The various developments in accounting and underlying regulation is the result of the changing needs of the society. This is apparent from the limited role that accountants played in the era preceding the industrial revolution when it was used mainly for recording of trade transactions. However, due to industrial revolution , big factories came into existence which produced not only for the domestic market but also for the foreign market (namely colonies), Since these factories were driven by profit motive, hence the accountants were needed to advice on lowering cost which led to their expanded role (Boyns & Edwards, 2011).
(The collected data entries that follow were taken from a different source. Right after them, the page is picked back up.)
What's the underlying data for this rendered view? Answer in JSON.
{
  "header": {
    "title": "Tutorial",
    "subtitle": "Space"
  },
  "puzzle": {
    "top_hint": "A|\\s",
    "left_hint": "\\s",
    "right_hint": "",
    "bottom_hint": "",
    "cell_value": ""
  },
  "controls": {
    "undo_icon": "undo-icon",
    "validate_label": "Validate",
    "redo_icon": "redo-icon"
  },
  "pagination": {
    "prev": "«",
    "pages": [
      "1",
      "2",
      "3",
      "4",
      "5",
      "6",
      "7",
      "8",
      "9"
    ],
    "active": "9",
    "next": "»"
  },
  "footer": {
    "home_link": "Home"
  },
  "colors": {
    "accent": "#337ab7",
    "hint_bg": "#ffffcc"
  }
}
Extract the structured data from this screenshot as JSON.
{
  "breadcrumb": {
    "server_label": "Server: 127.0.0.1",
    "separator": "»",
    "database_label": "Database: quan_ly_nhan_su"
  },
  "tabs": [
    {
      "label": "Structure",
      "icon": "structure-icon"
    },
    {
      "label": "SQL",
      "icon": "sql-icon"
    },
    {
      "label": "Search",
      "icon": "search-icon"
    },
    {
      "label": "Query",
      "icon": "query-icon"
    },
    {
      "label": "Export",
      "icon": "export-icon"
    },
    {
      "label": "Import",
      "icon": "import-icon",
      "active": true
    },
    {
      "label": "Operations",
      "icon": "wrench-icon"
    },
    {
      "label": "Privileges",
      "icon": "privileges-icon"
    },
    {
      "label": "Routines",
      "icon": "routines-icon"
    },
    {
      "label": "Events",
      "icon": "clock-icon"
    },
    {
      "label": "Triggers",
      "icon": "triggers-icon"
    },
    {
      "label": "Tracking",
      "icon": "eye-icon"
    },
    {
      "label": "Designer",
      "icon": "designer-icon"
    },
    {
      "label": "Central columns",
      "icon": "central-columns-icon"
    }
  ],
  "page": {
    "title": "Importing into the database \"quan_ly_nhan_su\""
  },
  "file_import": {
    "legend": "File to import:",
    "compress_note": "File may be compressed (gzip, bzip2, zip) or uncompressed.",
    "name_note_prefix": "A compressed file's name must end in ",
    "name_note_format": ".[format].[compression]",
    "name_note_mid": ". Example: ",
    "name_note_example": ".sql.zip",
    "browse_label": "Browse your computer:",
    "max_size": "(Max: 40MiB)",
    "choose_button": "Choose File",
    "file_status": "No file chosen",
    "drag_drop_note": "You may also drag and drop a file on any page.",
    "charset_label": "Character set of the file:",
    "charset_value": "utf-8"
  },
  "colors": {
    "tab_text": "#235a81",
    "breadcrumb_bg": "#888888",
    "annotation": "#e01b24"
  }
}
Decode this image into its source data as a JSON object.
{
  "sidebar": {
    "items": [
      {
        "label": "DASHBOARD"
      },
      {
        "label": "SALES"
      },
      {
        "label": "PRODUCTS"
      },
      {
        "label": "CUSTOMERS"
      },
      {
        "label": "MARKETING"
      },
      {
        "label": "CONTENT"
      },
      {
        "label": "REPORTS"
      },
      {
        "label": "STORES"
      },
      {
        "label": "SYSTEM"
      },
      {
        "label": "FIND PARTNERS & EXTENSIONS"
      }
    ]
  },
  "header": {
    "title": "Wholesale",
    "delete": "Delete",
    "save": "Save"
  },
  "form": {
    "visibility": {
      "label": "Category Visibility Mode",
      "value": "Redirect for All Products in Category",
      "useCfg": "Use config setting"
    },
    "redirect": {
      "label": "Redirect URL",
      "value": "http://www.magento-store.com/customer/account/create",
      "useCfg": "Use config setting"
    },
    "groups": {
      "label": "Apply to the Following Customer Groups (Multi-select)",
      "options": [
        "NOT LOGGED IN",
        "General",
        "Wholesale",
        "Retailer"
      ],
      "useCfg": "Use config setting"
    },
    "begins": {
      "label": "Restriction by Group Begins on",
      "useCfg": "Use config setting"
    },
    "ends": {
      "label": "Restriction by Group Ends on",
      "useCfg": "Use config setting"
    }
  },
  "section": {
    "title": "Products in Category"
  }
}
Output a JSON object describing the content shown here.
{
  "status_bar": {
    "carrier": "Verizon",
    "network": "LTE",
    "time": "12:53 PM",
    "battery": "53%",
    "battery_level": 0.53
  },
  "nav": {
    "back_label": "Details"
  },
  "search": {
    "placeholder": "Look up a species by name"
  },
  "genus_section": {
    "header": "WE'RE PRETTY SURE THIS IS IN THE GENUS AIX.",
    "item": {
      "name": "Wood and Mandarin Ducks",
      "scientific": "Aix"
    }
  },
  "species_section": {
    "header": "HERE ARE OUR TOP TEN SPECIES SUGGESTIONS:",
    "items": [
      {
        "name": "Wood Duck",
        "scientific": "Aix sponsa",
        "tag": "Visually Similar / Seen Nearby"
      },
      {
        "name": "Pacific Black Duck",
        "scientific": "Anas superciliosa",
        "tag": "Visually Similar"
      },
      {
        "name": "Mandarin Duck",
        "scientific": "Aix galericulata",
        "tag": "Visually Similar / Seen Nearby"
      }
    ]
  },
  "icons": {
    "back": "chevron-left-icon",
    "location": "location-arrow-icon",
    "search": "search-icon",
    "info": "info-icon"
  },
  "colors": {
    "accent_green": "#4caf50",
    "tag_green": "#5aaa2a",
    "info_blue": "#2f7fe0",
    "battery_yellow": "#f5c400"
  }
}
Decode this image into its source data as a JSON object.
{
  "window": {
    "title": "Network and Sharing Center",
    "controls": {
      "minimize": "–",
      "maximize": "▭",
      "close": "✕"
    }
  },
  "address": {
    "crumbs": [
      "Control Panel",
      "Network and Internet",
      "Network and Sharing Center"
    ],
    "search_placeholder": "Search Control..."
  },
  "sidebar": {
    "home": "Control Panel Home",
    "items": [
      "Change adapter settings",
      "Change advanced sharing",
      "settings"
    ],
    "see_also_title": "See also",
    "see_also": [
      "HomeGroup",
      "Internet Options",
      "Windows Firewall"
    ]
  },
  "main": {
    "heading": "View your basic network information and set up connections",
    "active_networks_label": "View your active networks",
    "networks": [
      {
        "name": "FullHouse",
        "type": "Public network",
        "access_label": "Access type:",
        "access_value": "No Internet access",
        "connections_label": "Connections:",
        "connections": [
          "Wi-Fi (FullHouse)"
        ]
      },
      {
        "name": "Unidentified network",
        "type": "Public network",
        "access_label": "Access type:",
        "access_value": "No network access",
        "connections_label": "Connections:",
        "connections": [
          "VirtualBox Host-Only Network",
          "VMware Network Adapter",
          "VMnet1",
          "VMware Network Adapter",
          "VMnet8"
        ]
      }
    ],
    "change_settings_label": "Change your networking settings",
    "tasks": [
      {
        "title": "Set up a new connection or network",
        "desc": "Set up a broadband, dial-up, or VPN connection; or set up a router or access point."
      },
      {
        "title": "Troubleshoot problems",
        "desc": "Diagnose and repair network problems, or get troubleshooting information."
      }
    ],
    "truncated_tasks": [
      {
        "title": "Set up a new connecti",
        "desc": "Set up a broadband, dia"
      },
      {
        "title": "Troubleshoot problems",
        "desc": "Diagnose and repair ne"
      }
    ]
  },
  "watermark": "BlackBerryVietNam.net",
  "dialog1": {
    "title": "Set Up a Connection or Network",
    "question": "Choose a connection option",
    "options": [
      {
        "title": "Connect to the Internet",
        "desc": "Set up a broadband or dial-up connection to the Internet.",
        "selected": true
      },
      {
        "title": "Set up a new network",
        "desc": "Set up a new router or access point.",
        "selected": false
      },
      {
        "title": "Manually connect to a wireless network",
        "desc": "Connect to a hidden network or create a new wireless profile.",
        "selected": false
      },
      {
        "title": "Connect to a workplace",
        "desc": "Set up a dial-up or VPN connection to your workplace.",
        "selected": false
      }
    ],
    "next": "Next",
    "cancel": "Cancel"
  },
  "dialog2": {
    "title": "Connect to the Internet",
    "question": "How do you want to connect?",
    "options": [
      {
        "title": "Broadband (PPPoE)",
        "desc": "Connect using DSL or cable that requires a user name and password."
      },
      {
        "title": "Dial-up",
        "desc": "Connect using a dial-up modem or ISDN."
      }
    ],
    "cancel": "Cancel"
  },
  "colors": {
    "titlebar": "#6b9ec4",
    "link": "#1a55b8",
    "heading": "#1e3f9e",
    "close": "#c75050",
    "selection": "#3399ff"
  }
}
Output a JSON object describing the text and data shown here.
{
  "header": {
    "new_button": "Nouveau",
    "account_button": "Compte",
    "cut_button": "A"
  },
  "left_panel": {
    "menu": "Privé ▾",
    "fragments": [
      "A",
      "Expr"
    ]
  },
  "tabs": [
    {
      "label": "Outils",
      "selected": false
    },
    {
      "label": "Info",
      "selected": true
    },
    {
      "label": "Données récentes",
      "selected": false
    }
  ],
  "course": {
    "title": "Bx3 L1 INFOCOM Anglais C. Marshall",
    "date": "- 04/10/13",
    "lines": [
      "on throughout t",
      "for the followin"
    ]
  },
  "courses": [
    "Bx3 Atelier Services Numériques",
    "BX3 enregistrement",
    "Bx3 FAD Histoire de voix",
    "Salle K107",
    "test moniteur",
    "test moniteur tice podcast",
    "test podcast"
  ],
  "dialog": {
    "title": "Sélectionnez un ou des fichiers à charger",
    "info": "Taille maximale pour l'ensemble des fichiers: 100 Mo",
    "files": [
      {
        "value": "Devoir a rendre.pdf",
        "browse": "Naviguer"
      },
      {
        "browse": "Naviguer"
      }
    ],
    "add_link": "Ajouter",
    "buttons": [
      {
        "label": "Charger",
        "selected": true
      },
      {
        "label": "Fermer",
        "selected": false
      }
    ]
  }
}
Post the independence of the developing countries, there was increased globalisation and hence it was felt that the global accounting standards should have a common accounting framework which was named as conceptual framework. Also, in the latter half of the 21st century, the environment concerns became significant since the accounting standards at the time exclusively focused only on economic or financial performance. Thus, the need was felt for social responsibility accounting which aimed at including the environmental along with social impact of the businesses. These initiatives were in the form of Triple Bottomline, Global Reporting Initiative and similar other initiatives (Heisinger, 2009). However, towards the turn of the century, there were a host of corporate scandals and the need for better corporate governance was felt. As a result, various changes have been introduced in the accounting profession to minimise the underlying risk of such events as besides the financial loss suffered by the shareholders, these incidents adversely impacted the relevance of the accounting discipline (Mansell, 2013).

The various accounting theories have also adapted to the changing societal needs.  In the 19th century, the accounting theories were essentially descriptive and were more process oriented. Also, these were backward looking and lacked a forward looking focus since it was not required at the time. Besides, the objective of the accounting was enhancing profitability and thereby the theoretical underpinnings focused to capture various costs in order to improve the same. This is in sharp contrast with the accounting theories in the latter half of the 20th century which focused on providing explanations rather than just highlighting the changes. Also, positive theories focused on listing how the accounting practices should be and are normative in view. Further, the focus of these new theories was on the future roles in the wake of the ongoing challenges which are being faced (Drury, 2016).

References

Boyns, T. & Edwards, J.R. (2011) A History of Management Accounting, New York: Roultedge Publications

Collins, D. (2012) Business ethics. Hoboken, New York: John Wiley & Sons.

Drury, C. (2016) Cost and Management Accounting: An Introduction. 6th ed. New York: Cengage Learning.

Ghillyer, A. & Ghillyer, A. (2012) Business ethics now  New York, New York: McGraw-Hill.

Heisinger, K. (2009) Essentials of Managerial Accounting. 4th ed. London: Cengage Learning.

Mansell, S. (2013) Capitalism, Corporations and the Social Contract: A Critique of Stakeholder Theory Cambridge: Cambridge University Press.